Die Geschichte der Maiandacht

Eine Maiandacht ist ein Wortgottesdienst in der katholischen Kirche zu Ehren Mariens. Sie findet am Abend im Monat Mai („Marienmonat“) statt. Die Lieder und Gebetstexte beziehen sich meist auf Maria. Im 18. Jahrhundert breitete sich diese Andachtsform von Italien ausgehend weltweit in der Katholischen Kirche aus. Ihren Ursprung hat der Lobpreis Marias aber bereits im neutestamentlichen Lobgesang der Mutter Jesu, dem Magnifikat. In seiner Enzyklika „Mense maio“ vom 29. April 1965 empfahl Papst Paul VI. die besondere Verehrung Mariens im Monat Mai. In katholischen Familien / Gegenden gab und gibt es auch die Tradition einer häuslichen Maiandacht. Dazu errichtete man einen kleinen „Maialtar“, bei dem eine Marienfigur oder ein Marienbild im Mittelpunkt stand.

Von jeher wurde die Gottesgebärerin in enge Beziehung gebracht zur Zeit sprießender Pflanzen, beginnender Fruchtbarkeit und wachsender Lebensfreude.

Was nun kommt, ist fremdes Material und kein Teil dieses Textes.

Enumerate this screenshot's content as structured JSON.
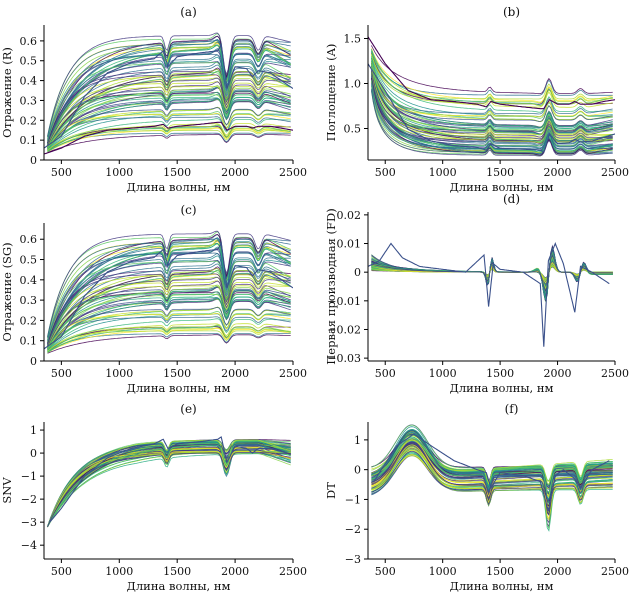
{
  "figure": {
    "palette": [
      "#440154",
      "#472c7a",
      "#3b518b",
      "#2c718e",
      "#21908d",
      "#27ad81",
      "#5cc863",
      "#aadc32",
      "#fde725",
      "#c2df23",
      "#86d549",
      "#35b779",
      "#31688e",
      "#443983"
    ]
  },
  "chart_data": [
    {
      "id": "a",
      "type": "line",
      "title": "(a)",
      "xlabel": "Длина волны, нм",
      "ylabel": "Отражение (R)",
      "xlim": [
        350,
        2500
      ],
      "ylim": [
        0,
        0.68
      ],
      "xticks": [
        500,
        1000,
        1500,
        2000,
        2500
      ],
      "yticks": [
        0,
        0.1,
        0.2,
        0.3,
        0.4,
        0.5,
        0.6
      ],
      "xtick_labels": [
        "500",
        "1000",
        "1500",
        "2000",
        "2500"
      ],
      "ytick_labels": [
        "0",
        "0.1",
        "0.2",
        "0.3",
        "0.4",
        "0.5",
        "0.6"
      ],
      "series_count": 70,
      "series": [
        {
          "x": [
            350,
            500,
            700,
            900,
            1100,
            1300,
            1380,
            1420,
            1500,
            1700,
            1850,
            1880,
            1930,
            2000,
            2100,
            2150,
            2200,
            2300,
            2400,
            2500
          ],
          "y": [
            0.06,
            0.12,
            0.32,
            0.44,
            0.49,
            0.51,
            0.55,
            0.47,
            0.52,
            0.54,
            0.55,
            0.58,
            0.36,
            0.47,
            0.46,
            0.42,
            0.45,
            0.44,
            0.4,
            0.36
          ]
        },
        {
          "x": [
            350,
            500,
            700,
            900,
            1100,
            1300,
            1380,
            1420,
            1500,
            1700,
            1850,
            1880,
            1930,
            2000,
            2100,
            2150,
            2200,
            2300,
            2400,
            2500
          ],
          "y": [
            0.03,
            0.06,
            0.12,
            0.15,
            0.16,
            0.17,
            0.18,
            0.16,
            0.17,
            0.18,
            0.19,
            0.19,
            0.15,
            0.17,
            0.17,
            0.16,
            0.17,
            0.17,
            0.16,
            0.15
          ]
        }
      ]
    },
    {
      "id": "b",
      "type": "line",
      "title": "(b)",
      "xlabel": "Длина волны, нм",
      "ylabel": "Поглощение (A)",
      "xlim": [
        350,
        2500
      ],
      "ylim": [
        0.15,
        1.65
      ],
      "xticks": [
        500,
        1000,
        1500,
        2000,
        2500
      ],
      "yticks": [
        0.5,
        1.0,
        1.5
      ],
      "xtick_labels": [
        "500",
        "1000",
        "1500",
        "2000",
        "2500"
      ],
      "ytick_labels": [
        "0.5",
        "1.0",
        "1.5"
      ],
      "series_count": 70,
      "series": [
        {
          "x": [
            350,
            500,
            700,
            900,
            1100,
            1300,
            1380,
            1420,
            1500,
            1700,
            1850,
            1880,
            1930,
            2000,
            2100,
            2150,
            2200,
            2300,
            2400,
            2500
          ],
          "y": [
            1.22,
            0.92,
            0.49,
            0.36,
            0.31,
            0.29,
            0.26,
            0.33,
            0.28,
            0.27,
            0.26,
            0.24,
            0.44,
            0.33,
            0.34,
            0.38,
            0.35,
            0.36,
            0.4,
            0.44
          ]
        },
        {
          "x": [
            350,
            500,
            700,
            900,
            1100,
            1300,
            1380,
            1420,
            1500,
            1700,
            1850,
            1880,
            1930,
            2000,
            2100,
            2150,
            2200,
            2300,
            2400,
            2500
          ],
          "y": [
            1.52,
            1.22,
            0.92,
            0.82,
            0.8,
            0.77,
            0.74,
            0.8,
            0.77,
            0.74,
            0.72,
            0.72,
            0.82,
            0.77,
            0.77,
            0.8,
            0.77,
            0.77,
            0.8,
            0.82
          ]
        }
      ]
    },
    {
      "id": "c",
      "type": "line",
      "title": "(c)",
      "xlabel": "Длина волны, нм",
      "ylabel": "Отражение (SG)",
      "xlim": [
        350,
        2500
      ],
      "ylim": [
        0,
        0.68
      ],
      "xticks": [
        500,
        1000,
        1500,
        2000,
        2500
      ],
      "yticks": [
        0,
        0.1,
        0.2,
        0.3,
        0.4,
        0.5,
        0.6
      ],
      "xtick_labels": [
        "500",
        "1000",
        "1500",
        "2000",
        "2500"
      ],
      "ytick_labels": [
        "0",
        "0.1",
        "0.2",
        "0.3",
        "0.4",
        "0.5",
        "0.6"
      ],
      "series_count": 70,
      "series": [
        {
          "x": [
            350,
            500,
            700,
            900,
            1100,
            1300,
            1380,
            1420,
            1500,
            1700,
            1850,
            1880,
            1930,
            2000,
            2100,
            2150,
            2200,
            2300,
            2400,
            2500
          ],
          "y": [
            0.06,
            0.12,
            0.32,
            0.44,
            0.49,
            0.51,
            0.55,
            0.47,
            0.52,
            0.54,
            0.55,
            0.58,
            0.36,
            0.47,
            0.46,
            0.42,
            0.45,
            0.44,
            0.4,
            0.36
          ]
        }
      ]
    },
    {
      "id": "d",
      "type": "line",
      "title": "(d)",
      "xlabel": "Длина волны, нм",
      "ylabel": "Первая производная (FD)",
      "xlim": [
        350,
        2500
      ],
      "ylim": [
        -0.031,
        0.021
      ],
      "xticks": [
        500,
        1000,
        1500,
        2000,
        2500
      ],
      "yticks": [
        -0.03,
        -0.02,
        -0.01,
        0,
        0.01,
        0.02
      ],
      "xtick_labels": [
        "500",
        "1000",
        "1500",
        "2000",
        "2500"
      ],
      "ytick_labels": [
        "−0.03",
        "−0.02",
        "−0.01",
        "0",
        "0.01",
        "0.02"
      ],
      "series_count": 70,
      "series": [
        {
          "x": [
            350,
            450,
            550,
            650,
            800,
            1000,
            1200,
            1360,
            1400,
            1440,
            1500,
            1700,
            1850,
            1880,
            1920,
            1980,
            2050,
            2150,
            2200,
            2300,
            2450
          ],
          "y": [
            0.002,
            0.004,
            0.01,
            0.005,
            0.002,
            0.001,
            0.0,
            0.006,
            -0.012,
            0.003,
            0.001,
            0.0,
            -0.004,
            -0.026,
            0.004,
            0.01,
            0.003,
            -0.014,
            0.002,
            0.0,
            -0.004
          ]
        }
      ]
    },
    {
      "id": "e",
      "type": "line",
      "title": "(e)",
      "xlabel": "Длина волны, нм",
      "ylabel": "SNV",
      "xlim": [
        350,
        2500
      ],
      "ylim": [
        -4.6,
        1.35
      ],
      "xticks": [
        500,
        1000,
        1500,
        2000,
        2500
      ],
      "yticks": [
        -4,
        -3,
        -2,
        -1,
        0,
        1
      ],
      "xtick_labels": [
        "500",
        "1000",
        "1500",
        "2000",
        "2500"
      ],
      "ytick_labels": [
        "−4",
        "−3",
        "−2",
        "−1",
        "0",
        "1"
      ],
      "series_count": 70,
      "series": [
        {
          "x": [
            400,
            500,
            700,
            900,
            1100,
            1300,
            1380,
            1420,
            1500,
            1700,
            1850,
            1880,
            1930,
            2000,
            2100,
            2150,
            2200,
            2300,
            2450
          ],
          "y": [
            -3.0,
            -2.4,
            -1.0,
            -0.2,
            0.2,
            0.4,
            0.6,
            0.2,
            0.4,
            0.5,
            0.6,
            0.7,
            -0.4,
            0.3,
            0.2,
            0.0,
            0.2,
            0.2,
            0.0
          ]
        }
      ]
    },
    {
      "id": "f",
      "type": "line",
      "title": "(f)",
      "xlabel": "Длина волны, нм",
      "ylabel": "DT",
      "xlim": [
        350,
        2500
      ],
      "ylim": [
        -3.0,
        1.6
      ],
      "xticks": [
        500,
        1000,
        1500,
        2000,
        2500
      ],
      "yticks": [
        -3,
        -2,
        -1,
        0,
        1
      ],
      "xtick_labels": [
        "500",
        "1000",
        "1500",
        "2000",
        "2500"
      ],
      "ytick_labels": [
        "−3",
        "−2",
        "−1",
        "0",
        "1"
      ],
      "series_count": 70,
      "series": [
        {
          "x": [
            400,
            500,
            600,
            750,
            900,
            1100,
            1300,
            1380,
            1420,
            1500,
            1700,
            1850,
            1920,
            1980,
            2050,
            2150,
            2200,
            2300,
            2450
          ],
          "y": [
            -0.4,
            0.2,
            0.8,
            1.2,
            0.8,
            0.3,
            0.0,
            -0.1,
            -0.6,
            -0.1,
            -0.2,
            -0.4,
            -1.4,
            -0.2,
            0.0,
            -0.3,
            -0.6,
            0.0,
            0.3
          ]
        }
      ]
    }
  ]
}
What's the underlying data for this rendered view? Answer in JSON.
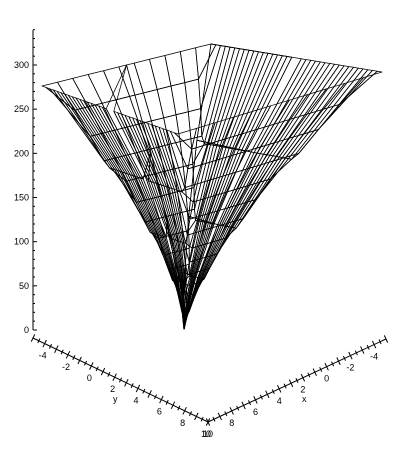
{
  "chart_data": {
    "type": "surface3d",
    "title": "",
    "surface": {
      "form": "paraboloid",
      "z_min": 0,
      "z_max": 325,
      "grid_lines_x": 36,
      "grid_lines_y": 11
    },
    "z_axis": {
      "ticks": [
        0,
        50,
        100,
        150,
        200,
        250,
        300
      ],
      "range": [
        0,
        340
      ]
    },
    "x_axis": {
      "label": "x",
      "ticks": [
        -4,
        -2,
        0,
        2,
        4,
        6,
        8,
        10
      ],
      "range": [
        -5,
        10
      ]
    },
    "y_axis": {
      "label": "y",
      "ticks": [
        -4,
        -2,
        0,
        2,
        4,
        6,
        8,
        10
      ],
      "range": [
        -5,
        10
      ]
    },
    "box": false,
    "grid": false,
    "legend": false,
    "line_color": "#000000",
    "background": "#ffffff"
  }
}
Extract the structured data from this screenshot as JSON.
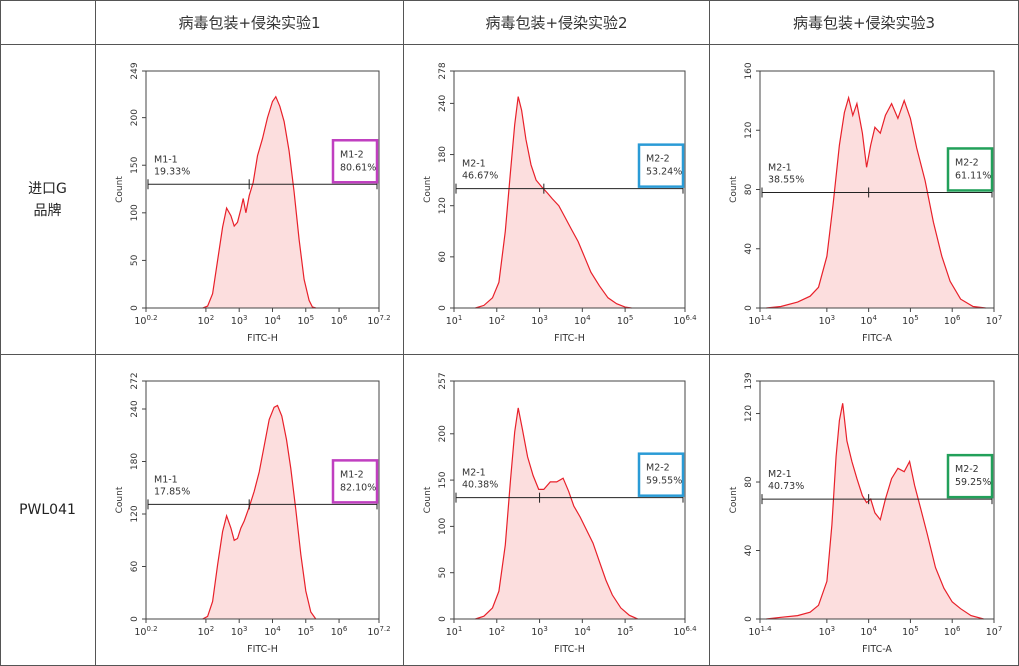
{
  "table": {
    "columns": [
      "病毒包装+侵染实验1",
      "病毒包装+侵染实验2",
      "病毒包装+侵染实验3"
    ],
    "rows": [
      {
        "label_line1": "进口G",
        "label_line2": "品牌"
      },
      {
        "label_line1": "PWL041",
        "label_line2": ""
      }
    ]
  },
  "colors": {
    "curve": "#e8202a",
    "fill": "#fcdede",
    "magenta": "#c03fc0",
    "blue": "#2a9bd6",
    "green": "#22a05a",
    "axis": "#444444"
  },
  "chart_data": [
    {
      "type": "area",
      "row": 0,
      "col": 0,
      "title": "",
      "xlabel": "FITC-H",
      "ylabel": "Count",
      "x_scale": "log10",
      "xlim_exp": [
        0.2,
        7.2
      ],
      "ylim": [
        0,
        249
      ],
      "x_ticks": [
        {
          "base": "10",
          "exp": "0.2"
        },
        {
          "base": "10",
          "exp": "2"
        },
        {
          "base": "10",
          "exp": "3"
        },
        {
          "base": "10",
          "exp": "4"
        },
        {
          "base": "10",
          "exp": "5"
        },
        {
          "base": "10",
          "exp": "6"
        },
        {
          "base": "10",
          "exp": "7.2"
        }
      ],
      "x_tick_pos": [
        0.2,
        2,
        3,
        4,
        5,
        6,
        7.2
      ],
      "y_ticks": [
        "0",
        "50",
        "100",
        "150",
        "200",
        "249"
      ],
      "y_tick_pos": [
        0,
        50,
        100,
        150,
        200,
        249
      ],
      "gate_y": 130,
      "gate_start": 0.2,
      "gate_split": 3.3,
      "gate_end": 7.2,
      "gate1": {
        "name": "M1-1",
        "percent": "19.33%"
      },
      "gate2": {
        "name": "M1-2",
        "percent": "80.61%",
        "box_color": "magenta"
      },
      "points": [
        [
          1.9,
          0
        ],
        [
          2.05,
          2
        ],
        [
          2.2,
          15
        ],
        [
          2.35,
          50
        ],
        [
          2.5,
          85
        ],
        [
          2.62,
          105
        ],
        [
          2.75,
          97
        ],
        [
          2.85,
          86
        ],
        [
          2.95,
          90
        ],
        [
          3.05,
          104
        ],
        [
          3.12,
          115
        ],
        [
          3.2,
          100
        ],
        [
          3.3,
          118
        ],
        [
          3.42,
          132
        ],
        [
          3.55,
          160
        ],
        [
          3.7,
          178
        ],
        [
          3.85,
          200
        ],
        [
          4.0,
          217
        ],
        [
          4.1,
          222
        ],
        [
          4.22,
          212
        ],
        [
          4.35,
          196
        ],
        [
          4.5,
          165
        ],
        [
          4.65,
          122
        ],
        [
          4.8,
          72
        ],
        [
          4.95,
          30
        ],
        [
          5.1,
          8
        ],
        [
          5.2,
          1
        ],
        [
          5.3,
          0
        ]
      ]
    },
    {
      "type": "area",
      "row": 0,
      "col": 1,
      "title": "",
      "xlabel": "FITC-H",
      "ylabel": "Count",
      "x_scale": "log10",
      "xlim_exp": [
        1,
        6.4
      ],
      "ylim": [
        0,
        278
      ],
      "x_ticks": [
        {
          "base": "10",
          "exp": "1"
        },
        {
          "base": "10",
          "exp": "2"
        },
        {
          "base": "10",
          "exp": "3"
        },
        {
          "base": "10",
          "exp": "4"
        },
        {
          "base": "10",
          "exp": "5"
        },
        {
          "base": "10",
          "exp": "6.4"
        }
      ],
      "x_tick_pos": [
        1,
        2,
        3,
        4,
        5,
        6.4
      ],
      "y_ticks": [
        "0",
        "60",
        "120",
        "180",
        "240",
        "278"
      ],
      "y_tick_pos": [
        0,
        60,
        120,
        180,
        240,
        278
      ],
      "gate_y": 140,
      "gate_start": 1,
      "gate_split": 3.1,
      "gate_end": 6.4,
      "gate1": {
        "name": "M2-1",
        "percent": "46.67%"
      },
      "gate2": {
        "name": "M2-2",
        "percent": "53.24%",
        "box_color": "blue"
      },
      "points": [
        [
          1.5,
          0
        ],
        [
          1.7,
          3
        ],
        [
          1.9,
          12
        ],
        [
          2.05,
          30
        ],
        [
          2.2,
          90
        ],
        [
          2.32,
          160
        ],
        [
          2.42,
          215
        ],
        [
          2.5,
          248
        ],
        [
          2.58,
          232
        ],
        [
          2.68,
          198
        ],
        [
          2.8,
          168
        ],
        [
          2.92,
          150
        ],
        [
          3.05,
          142
        ],
        [
          3.18,
          135
        ],
        [
          3.3,
          128
        ],
        [
          3.45,
          120
        ],
        [
          3.6,
          106
        ],
        [
          3.75,
          92
        ],
        [
          3.9,
          78
        ],
        [
          4.05,
          60
        ],
        [
          4.2,
          42
        ],
        [
          4.4,
          26
        ],
        [
          4.6,
          12
        ],
        [
          4.8,
          5
        ],
        [
          5.0,
          1
        ],
        [
          5.15,
          0
        ]
      ]
    },
    {
      "type": "area",
      "row": 0,
      "col": 2,
      "title": "",
      "xlabel": "FITC-A",
      "ylabel": "Count",
      "x_scale": "log10",
      "xlim_exp": [
        1.4,
        7
      ],
      "ylim": [
        0,
        160
      ],
      "x_ticks": [
        {
          "base": "10",
          "exp": "1.4"
        },
        {
          "base": "10",
          "exp": "3"
        },
        {
          "base": "10",
          "exp": "4"
        },
        {
          "base": "10",
          "exp": "5"
        },
        {
          "base": "10",
          "exp": "6"
        },
        {
          "base": "10",
          "exp": "7"
        }
      ],
      "x_tick_pos": [
        1.4,
        3,
        4,
        5,
        6,
        7
      ],
      "y_ticks": [
        "0",
        "40",
        "80",
        "120",
        "160"
      ],
      "y_tick_pos": [
        0,
        40,
        80,
        120,
        160
      ],
      "gate_y": 78,
      "gate_start": 1.4,
      "gate_split": 4.0,
      "gate_end": 7,
      "gate1": {
        "name": "M2-1",
        "percent": "38.55%"
      },
      "gate2": {
        "name": "M2-2",
        "percent": "61.11%",
        "box_color": "green"
      },
      "points": [
        [
          1.55,
          0
        ],
        [
          1.9,
          1
        ],
        [
          2.3,
          4
        ],
        [
          2.6,
          8
        ],
        [
          2.8,
          14
        ],
        [
          3.0,
          35
        ],
        [
          3.15,
          70
        ],
        [
          3.3,
          110
        ],
        [
          3.42,
          132
        ],
        [
          3.52,
          142
        ],
        [
          3.62,
          130
        ],
        [
          3.72,
          138
        ],
        [
          3.85,
          118
        ],
        [
          3.95,
          95
        ],
        [
          4.05,
          110
        ],
        [
          4.15,
          122
        ],
        [
          4.28,
          118
        ],
        [
          4.4,
          130
        ],
        [
          4.55,
          138
        ],
        [
          4.7,
          128
        ],
        [
          4.85,
          140
        ],
        [
          5.0,
          128
        ],
        [
          5.15,
          108
        ],
        [
          5.35,
          86
        ],
        [
          5.55,
          58
        ],
        [
          5.75,
          35
        ],
        [
          5.95,
          18
        ],
        [
          6.2,
          6
        ],
        [
          6.5,
          1
        ],
        [
          6.8,
          0
        ]
      ]
    },
    {
      "type": "area",
      "row": 1,
      "col": 0,
      "title": "",
      "xlabel": "FITC-H",
      "ylabel": "Count",
      "x_scale": "log10",
      "xlim_exp": [
        0.2,
        7.2
      ],
      "ylim": [
        0,
        272
      ],
      "x_ticks": [
        {
          "base": "10",
          "exp": "0.2"
        },
        {
          "base": "10",
          "exp": "2"
        },
        {
          "base": "10",
          "exp": "3"
        },
        {
          "base": "10",
          "exp": "4"
        },
        {
          "base": "10",
          "exp": "5"
        },
        {
          "base": "10",
          "exp": "6"
        },
        {
          "base": "10",
          "exp": "7.2"
        }
      ],
      "x_tick_pos": [
        0.2,
        2,
        3,
        4,
        5,
        6,
        7.2
      ],
      "y_ticks": [
        "0",
        "60",
        "120",
        "180",
        "240",
        "272"
      ],
      "y_tick_pos": [
        0,
        60,
        120,
        180,
        240,
        272
      ],
      "gate_y": 131,
      "gate_start": 0.2,
      "gate_split": 3.3,
      "gate_end": 7.2,
      "gate1": {
        "name": "M1-1",
        "percent": "17.85%"
      },
      "gate2": {
        "name": "M1-2",
        "percent": "82.10%",
        "box_color": "magenta"
      },
      "points": [
        [
          1.9,
          0
        ],
        [
          2.05,
          3
        ],
        [
          2.2,
          20
        ],
        [
          2.35,
          62
        ],
        [
          2.5,
          100
        ],
        [
          2.62,
          118
        ],
        [
          2.75,
          104
        ],
        [
          2.85,
          90
        ],
        [
          2.95,
          92
        ],
        [
          3.05,
          104
        ],
        [
          3.15,
          112
        ],
        [
          3.3,
          128
        ],
        [
          3.45,
          146
        ],
        [
          3.6,
          168
        ],
        [
          3.75,
          198
        ],
        [
          3.9,
          228
        ],
        [
          4.05,
          242
        ],
        [
          4.15,
          244
        ],
        [
          4.28,
          232
        ],
        [
          4.42,
          205
        ],
        [
          4.55,
          172
        ],
        [
          4.7,
          125
        ],
        [
          4.85,
          74
        ],
        [
          5.0,
          32
        ],
        [
          5.15,
          8
        ],
        [
          5.3,
          0
        ]
      ]
    },
    {
      "type": "area",
      "row": 1,
      "col": 1,
      "title": "",
      "xlabel": "FITC-H",
      "ylabel": "Count",
      "x_scale": "log10",
      "xlim_exp": [
        1,
        6.4
      ],
      "ylim": [
        0,
        257
      ],
      "x_ticks": [
        {
          "base": "10",
          "exp": "1"
        },
        {
          "base": "10",
          "exp": "2"
        },
        {
          "base": "10",
          "exp": "3"
        },
        {
          "base": "10",
          "exp": "4"
        },
        {
          "base": "10",
          "exp": "5"
        },
        {
          "base": "10",
          "exp": "6.4"
        }
      ],
      "x_tick_pos": [
        1,
        2,
        3,
        4,
        5,
        6.4
      ],
      "y_ticks": [
        "0",
        "50",
        "100",
        "150",
        "200",
        "257"
      ],
      "y_tick_pos": [
        0,
        50,
        100,
        150,
        200,
        257
      ],
      "gate_y": 131,
      "gate_start": 1,
      "gate_split": 3.0,
      "gate_end": 6.4,
      "gate1": {
        "name": "M2-1",
        "percent": "40.38%"
      },
      "gate2": {
        "name": "M2-2",
        "percent": "59.55%",
        "box_color": "blue"
      },
      "points": [
        [
          1.5,
          0
        ],
        [
          1.7,
          3
        ],
        [
          1.9,
          12
        ],
        [
          2.05,
          30
        ],
        [
          2.2,
          80
        ],
        [
          2.32,
          150
        ],
        [
          2.42,
          202
        ],
        [
          2.5,
          228
        ],
        [
          2.6,
          205
        ],
        [
          2.72,
          175
        ],
        [
          2.85,
          155
        ],
        [
          2.98,
          140
        ],
        [
          3.1,
          140
        ],
        [
          3.25,
          148
        ],
        [
          3.4,
          148
        ],
        [
          3.55,
          152
        ],
        [
          3.68,
          138
        ],
        [
          3.8,
          122
        ],
        [
          3.95,
          110
        ],
        [
          4.1,
          96
        ],
        [
          4.25,
          82
        ],
        [
          4.4,
          62
        ],
        [
          4.55,
          42
        ],
        [
          4.7,
          26
        ],
        [
          4.9,
          12
        ],
        [
          5.1,
          4
        ],
        [
          5.3,
          0
        ]
      ]
    },
    {
      "type": "area",
      "row": 1,
      "col": 2,
      "title": "",
      "xlabel": "FITC-A",
      "ylabel": "Count",
      "x_scale": "log10",
      "xlim_exp": [
        1.4,
        7
      ],
      "ylim": [
        0,
        139
      ],
      "x_ticks": [
        {
          "base": "10",
          "exp": "1.4"
        },
        {
          "base": "10",
          "exp": "3"
        },
        {
          "base": "10",
          "exp": "4"
        },
        {
          "base": "10",
          "exp": "5"
        },
        {
          "base": "10",
          "exp": "6"
        },
        {
          "base": "10",
          "exp": "7"
        }
      ],
      "x_tick_pos": [
        1.4,
        3,
        4,
        5,
        6,
        7
      ],
      "y_ticks": [
        "0",
        "40",
        "80",
        "120",
        "139"
      ],
      "y_tick_pos": [
        0,
        40,
        80,
        120,
        139
      ],
      "gate_y": 70,
      "gate_start": 1.4,
      "gate_split": 4.0,
      "gate_end": 7,
      "gate1": {
        "name": "M2-1",
        "percent": "40.73%"
      },
      "gate2": {
        "name": "M2-2",
        "percent": "59.25%",
        "box_color": "green"
      },
      "points": [
        [
          1.55,
          0
        ],
        [
          1.9,
          1
        ],
        [
          2.3,
          2
        ],
        [
          2.6,
          4
        ],
        [
          2.8,
          8
        ],
        [
          3.0,
          22
        ],
        [
          3.12,
          55
        ],
        [
          3.22,
          95
        ],
        [
          3.3,
          116
        ],
        [
          3.38,
          126
        ],
        [
          3.48,
          104
        ],
        [
          3.6,
          92
        ],
        [
          3.72,
          82
        ],
        [
          3.85,
          72
        ],
        [
          3.95,
          68
        ],
        [
          4.05,
          70
        ],
        [
          4.15,
          62
        ],
        [
          4.28,
          58
        ],
        [
          4.4,
          70
        ],
        [
          4.55,
          82
        ],
        [
          4.7,
          88
        ],
        [
          4.85,
          86
        ],
        [
          4.98,
          92
        ],
        [
          5.1,
          78
        ],
        [
          5.25,
          64
        ],
        [
          5.4,
          50
        ],
        [
          5.6,
          30
        ],
        [
          5.8,
          18
        ],
        [
          6.0,
          10
        ],
        [
          6.2,
          6
        ],
        [
          6.45,
          2
        ],
        [
          6.75,
          0
        ]
      ]
    }
  ]
}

Im Mai - so sagt man oft - trägt die Natur ihr Festgewand. Deshalb wird Maria als „Maienkönigin“ gefeiert. In Maria, der „Mutter Erde“, begegnen wir einer bodenständigen Frau, die ein klares Ja zu Gottes Willen aussprach. Maria zeichnet Hingabe, Treue, Vertrauen und dienende Hilfsbereitschaft aus. Diese Haltung lässt sich mit Demut (humilitas) beschreiben, was zusammenhängt mit Humus, Erdboden, mit dem, was ganz unten ist. Als „Frau aus dem Volke“ erscheint Maria populär und bietet eine Vielzahl von Berührungspunkten als Tochter, Mutter, Schwester, Arbeiterin, Fürsprecherin und Wegweiserin.

Besondere Maiandachten lassen sich schon im Mittelalter feststellen. Dass man aber den ganzen Mai hindurch tägliche oder häufige Gebete der Mutter Jesu weihte, ist das Ergebnis einer Entwicklung, die im 17. Jahrhundert eingesetzt hat.

Das beliebte Marienlied "Sagt an, wer ist doch diese“, das aus dem 17. Jahrhundert stammt, drückt in wunderschöner und zeichenreicher Weise das tiefe Geheimnis der Himmelfahrt Mariens aus.

Hier heißt es über Maria:

Sie ist die edle Rose
ganz schön und auserwählt
die Magd, die makellose
die sich der Herr vermählt.
O eilet, sie zu schauen
die schönste aller Frauen,
die Freude aller Welt.

Ich wünsche uns allen einen schönen Mai

mit vielen feierlichen Maiandachten.